I agree that the explosion wasn’t caused by the hydrogen (there have been numerous other articles and, I think, even TV programs about that), but I wonder whether helium would still have helped in the sense of reducing the speed of the fire and collapse so that more people could have survived?

No, this isn’t correct. Yes, helium is twice as dense as hydrogen, however lifting capacity depends on the difference in density between the lifting gas and the ambient air. As such, helium has roughly 92% of the lifting capacity of hydrogen.


The molecular weight of air is about 28.8 grams/mole. The molecular weight of hydrogen is about 2 grams/mole and that of helium about 8 grams/mole.

So the lifting capacity of helium vs. hydrogen should be:

(28.8 - 8)/(28.8 - 2) = 20.8/26.8 or about 78%.

What am I doing wrong?

You’re using molar density. But the molar volume of hydrogen is 11.42 ×10[sup]-6[/sup] m[sup]3[/sup]/mol, while that of helium is 21.0 ×10[sup]-6[/sup] m[sup]3[/sup]/mol, at STP. Run your calculations again using the density per unit volume.

You’ll also get the right answer if you use the right molecular weight for helium, which is 4. It’s twice as dense as hydrogen, not 4 times. Hydrogen comes in molecules of two atoms each, while helium is an inert gas, and a molecule is a single atom.

<educated guess>

Agreed that the paint was the start of the fire, but the hydrogen was a huge source of combustible material. With helium instead of hydrogen, there would have been a lot less to burn.

Picture a fire in your house. now, picture a fire at a petrol station. See the difference?

</educated guess>
BTW, it didn’t actually explode, it burned rapidly.

Nope. The report I saw analyzed the spectrum from color film reels and noted the burn speed, and it burned faster than hydrogen, and was the long color. Why? Because the paint wasn’t just flammable, it was basically rocket fuel. It contained its own oxidizer, etc. Hydrogen gas can’t burn that fast because it doesn’t have its own oxidizer.

Really? That’s interesting, since all the “color” footage of the disaster is actually colorized black-and-white film. The colors were added later to match the descriptions of witnesses.

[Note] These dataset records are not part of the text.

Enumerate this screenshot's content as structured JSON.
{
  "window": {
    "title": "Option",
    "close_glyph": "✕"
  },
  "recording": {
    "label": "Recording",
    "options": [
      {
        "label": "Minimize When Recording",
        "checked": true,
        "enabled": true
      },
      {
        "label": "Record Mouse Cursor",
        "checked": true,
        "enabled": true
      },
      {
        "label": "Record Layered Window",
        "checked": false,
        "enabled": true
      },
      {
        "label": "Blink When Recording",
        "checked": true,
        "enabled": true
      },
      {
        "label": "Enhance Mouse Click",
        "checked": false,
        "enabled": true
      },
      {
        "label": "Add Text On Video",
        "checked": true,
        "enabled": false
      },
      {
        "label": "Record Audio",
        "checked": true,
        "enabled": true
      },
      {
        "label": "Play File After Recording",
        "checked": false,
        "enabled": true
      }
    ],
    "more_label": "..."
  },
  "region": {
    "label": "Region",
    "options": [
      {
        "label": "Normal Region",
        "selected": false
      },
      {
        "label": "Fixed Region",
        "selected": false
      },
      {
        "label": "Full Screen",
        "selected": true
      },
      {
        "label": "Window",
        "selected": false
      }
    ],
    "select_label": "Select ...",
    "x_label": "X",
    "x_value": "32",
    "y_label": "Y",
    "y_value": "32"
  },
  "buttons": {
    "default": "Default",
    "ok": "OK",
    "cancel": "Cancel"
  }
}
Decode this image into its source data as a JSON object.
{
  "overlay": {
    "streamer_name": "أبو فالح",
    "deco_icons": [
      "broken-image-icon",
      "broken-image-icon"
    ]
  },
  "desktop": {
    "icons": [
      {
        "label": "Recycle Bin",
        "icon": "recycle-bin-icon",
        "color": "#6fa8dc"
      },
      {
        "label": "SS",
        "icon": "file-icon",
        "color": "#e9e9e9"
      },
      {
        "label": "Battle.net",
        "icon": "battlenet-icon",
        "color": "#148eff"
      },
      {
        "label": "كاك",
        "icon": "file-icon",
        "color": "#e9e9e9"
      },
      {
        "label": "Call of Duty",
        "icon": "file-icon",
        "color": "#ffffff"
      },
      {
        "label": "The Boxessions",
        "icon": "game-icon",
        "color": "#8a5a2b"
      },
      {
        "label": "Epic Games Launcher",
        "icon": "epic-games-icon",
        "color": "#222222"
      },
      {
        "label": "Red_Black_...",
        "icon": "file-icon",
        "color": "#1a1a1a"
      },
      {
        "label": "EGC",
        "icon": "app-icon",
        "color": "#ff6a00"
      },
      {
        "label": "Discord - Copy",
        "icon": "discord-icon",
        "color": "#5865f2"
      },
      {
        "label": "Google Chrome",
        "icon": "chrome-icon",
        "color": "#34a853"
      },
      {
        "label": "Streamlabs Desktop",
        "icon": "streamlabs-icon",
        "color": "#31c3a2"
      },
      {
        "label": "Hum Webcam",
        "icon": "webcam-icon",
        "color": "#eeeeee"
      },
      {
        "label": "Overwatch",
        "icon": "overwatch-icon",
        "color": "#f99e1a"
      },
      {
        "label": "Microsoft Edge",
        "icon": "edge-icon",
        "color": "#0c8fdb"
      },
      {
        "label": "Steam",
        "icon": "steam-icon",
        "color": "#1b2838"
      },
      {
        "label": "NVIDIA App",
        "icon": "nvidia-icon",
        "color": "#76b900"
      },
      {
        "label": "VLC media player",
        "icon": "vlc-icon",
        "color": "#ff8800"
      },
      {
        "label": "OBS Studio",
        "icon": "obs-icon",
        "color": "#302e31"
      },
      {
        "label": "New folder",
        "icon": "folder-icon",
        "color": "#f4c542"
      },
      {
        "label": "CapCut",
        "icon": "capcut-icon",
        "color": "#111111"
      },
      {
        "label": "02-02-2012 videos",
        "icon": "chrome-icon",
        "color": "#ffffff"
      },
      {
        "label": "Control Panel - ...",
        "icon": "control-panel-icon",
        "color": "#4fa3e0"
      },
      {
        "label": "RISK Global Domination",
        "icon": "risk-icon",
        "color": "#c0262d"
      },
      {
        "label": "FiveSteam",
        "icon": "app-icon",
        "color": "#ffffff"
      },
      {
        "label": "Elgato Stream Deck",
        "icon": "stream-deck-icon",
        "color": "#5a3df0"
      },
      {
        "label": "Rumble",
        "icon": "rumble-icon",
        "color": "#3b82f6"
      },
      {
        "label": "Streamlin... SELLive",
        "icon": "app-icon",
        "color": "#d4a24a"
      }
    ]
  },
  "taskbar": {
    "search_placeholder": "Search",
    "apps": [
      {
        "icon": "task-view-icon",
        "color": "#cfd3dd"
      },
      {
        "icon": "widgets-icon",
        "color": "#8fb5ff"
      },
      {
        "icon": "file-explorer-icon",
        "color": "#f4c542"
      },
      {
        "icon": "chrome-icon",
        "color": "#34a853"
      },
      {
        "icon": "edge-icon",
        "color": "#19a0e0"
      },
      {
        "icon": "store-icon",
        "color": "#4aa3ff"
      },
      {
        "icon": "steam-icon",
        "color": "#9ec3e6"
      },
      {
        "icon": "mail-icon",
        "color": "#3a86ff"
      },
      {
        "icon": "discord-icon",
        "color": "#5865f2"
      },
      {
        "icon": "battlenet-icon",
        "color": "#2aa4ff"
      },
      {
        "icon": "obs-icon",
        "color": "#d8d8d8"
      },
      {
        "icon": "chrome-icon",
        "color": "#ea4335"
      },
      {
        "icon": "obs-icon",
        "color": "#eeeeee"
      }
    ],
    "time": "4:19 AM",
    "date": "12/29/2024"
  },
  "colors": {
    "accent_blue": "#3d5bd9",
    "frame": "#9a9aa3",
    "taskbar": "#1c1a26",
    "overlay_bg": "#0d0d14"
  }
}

The flames were reported as red and yellow - hydrogen burns a nearly invisible blue even under ideal conditions, in daylight and at a distance it would have been invisible. So that’s significant data right there

To wander into the general vicinity of the OP again:

Obviously the passengers weren’t breathing large amounts of the lift gas, but in the event of, say, a leak–would hydrogen not have a similar effect on the voice? Disregarding any other side effects of breathing high concentrations of the stuff, of course.

Yes, only the pitch sould be even higher, as the speed of sound in a hydrogen atmospere is even higher than in helium.

I must have gotten that wrong then. The color must have been from still photos. The climax to the documentary was that they took some of the remaining fabric found at the accident scene and it still ignited very easily only a few years ago.

I don’t believe this is correct, sound travels slower in a less dense medium.